Что мне оставалось делать при таких обстоятельствах? Я любил Алцеста, как родного брата; трогательные просьбы почтенного отца его отзывались в душе моей; обязанность, принятая мною на себя, решительно требовала, чтобы я не допускал молодого графа предаваться задумчивости, тем более меня беспокоившей, что я не понимал ее причины. Я принял твердое намерение принудить его объясниться, хотя и не мог скрыть сам от себя, сколь таковая мера была затруднительна при пылком и непреклонном нраве юного моего друга.
Однажды Алцест, отобедав вместе со мною, по обыкновению намерен был удалиться в свою комнату.
— Не хотите ли вы прогуляться? — сказал я ему. — Погода прекрасная, и я поведу вас в такое место, которого вы еще не видали и которое вам, верно, понравится.
— Извините меня, любезный Ф…, — отвечал он, — я не могу идти с вами.
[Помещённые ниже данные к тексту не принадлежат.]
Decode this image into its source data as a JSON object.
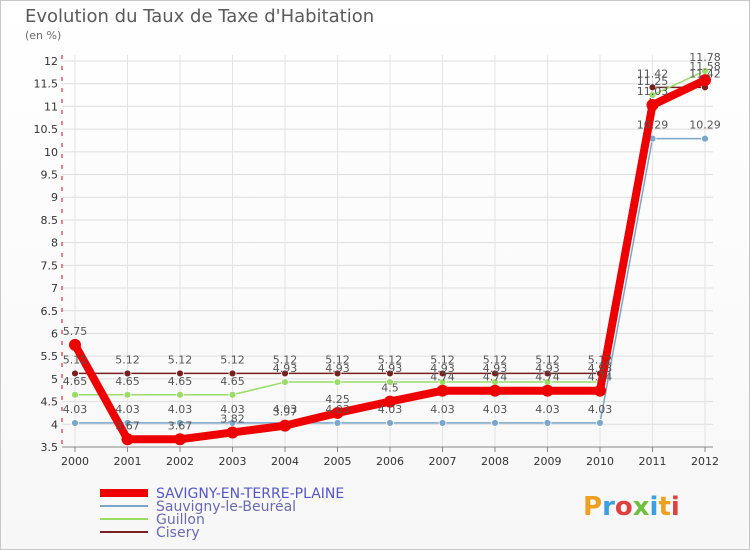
{
  "chart_data": {
    "type": "line",
    "title": "Evolution du Taux de Taxe d'Habitation",
    "subtitle": "(en %)",
    "xlabel": "",
    "ylabel": "",
    "categories": [
      "2000",
      "2001",
      "2002",
      "2003",
      "2004",
      "2005",
      "2006",
      "2007",
      "2008",
      "2009",
      "2010",
      "2011",
      "2012"
    ],
    "ylim": [
      3.5,
      12
    ],
    "yticks": [
      3.5,
      4,
      4.5,
      5,
      5.5,
      6,
      6.5,
      7,
      7.5,
      8,
      8.5,
      9,
      9.5,
      10,
      10.5,
      11,
      11.5,
      12
    ],
    "ytick_labels": [
      "3.5",
      "4",
      "4.5",
      "5",
      "5.5",
      "6",
      "6.5",
      "7",
      "7.5",
      "8",
      "8.5",
      "9",
      "9.5",
      "10",
      "10.5",
      "11",
      "11.5",
      "12"
    ],
    "legend_position": "bottom-left",
    "series": [
      {
        "name": "Cisery",
        "color": "#7a1f1f",
        "values": [
          5.12,
          5.12,
          5.12,
          5.12,
          5.12,
          5.12,
          5.12,
          5.12,
          5.12,
          5.12,
          5.12,
          11.42,
          11.42
        ],
        "labels": [
          "5.12",
          "5.12",
          "5.12",
          "5.12",
          "5.12",
          "5.12",
          "5.12",
          "5.12",
          "5.12",
          "5.12",
          "5.12",
          "11.42",
          "11.42"
        ]
      },
      {
        "name": "Guillon",
        "color": "#99dd66",
        "values": [
          4.65,
          4.65,
          4.65,
          4.65,
          4.93,
          4.93,
          4.93,
          4.93,
          4.93,
          4.93,
          4.93,
          11.25,
          11.78
        ],
        "labels": [
          "4.65",
          "4.65",
          "4.65",
          "4.65",
          "4.93",
          "4.93",
          "4.93",
          "4.93",
          "4.93",
          "4.93",
          "4.93",
          "11.25",
          "11.78"
        ]
      },
      {
        "name": "Sauvigny-le-Beuréal",
        "color": "#7aa6cc",
        "values": [
          4.03,
          4.03,
          4.03,
          4.03,
          4.03,
          4.03,
          4.03,
          4.03,
          4.03,
          4.03,
          4.03,
          10.29,
          10.29
        ],
        "labels": [
          "4.03",
          "4.03",
          "4.03",
          "4.03",
          "4.03",
          "4.03",
          "4.03",
          "4.03",
          "4.03",
          "4.03",
          "4.03",
          "10.29",
          "10.29"
        ]
      },
      {
        "name": "SAVIGNY-EN-TERRE-PLAINE",
        "color": "#ee0000",
        "values": [
          5.75,
          3.67,
          3.67,
          3.82,
          3.97,
          4.25,
          4.5,
          4.74,
          4.74,
          4.74,
          4.74,
          11.03,
          11.58
        ],
        "labels": [
          "5.75",
          "3.67",
          "3.67",
          "3.82",
          "3.97",
          "4.25",
          "4.5",
          "4.74",
          "4.74",
          "4.74",
          "4.74",
          "11.03",
          "11.58"
        ]
      }
    ]
  },
  "legend": {
    "items": [
      {
        "label": "SAVIGNY-EN-TERRE-PLAINE",
        "color": "#ee0000"
      },
      {
        "label": "Sauvigny-le-Beuréal",
        "color": "#7aa6cc"
      },
      {
        "label": "Guillon",
        "color": "#99dd66"
      },
      {
        "label": "Cisery",
        "color": "#7a1f1f"
      }
    ]
  },
  "logo": {
    "text": "Proxiti"
  }
}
У меня болит голова; мне надобно отдохнуть! — Сказав это, он поклонился и ушел к себе.
Я почти предвидел этот ответ; но, решившись во что б то ни стало принудить его к объяснению, я последовал за ним немного погодя и остановился у дверей. Граф ходил взад и вперед по комнате; потом подошел к окну, тяжело вздохнул и опять начал ходить. Я слышал, как он разговаривал сам с собою; казалось, будто он с нетерпением кого-то ожидал. Наконец он опять приблизился к окну.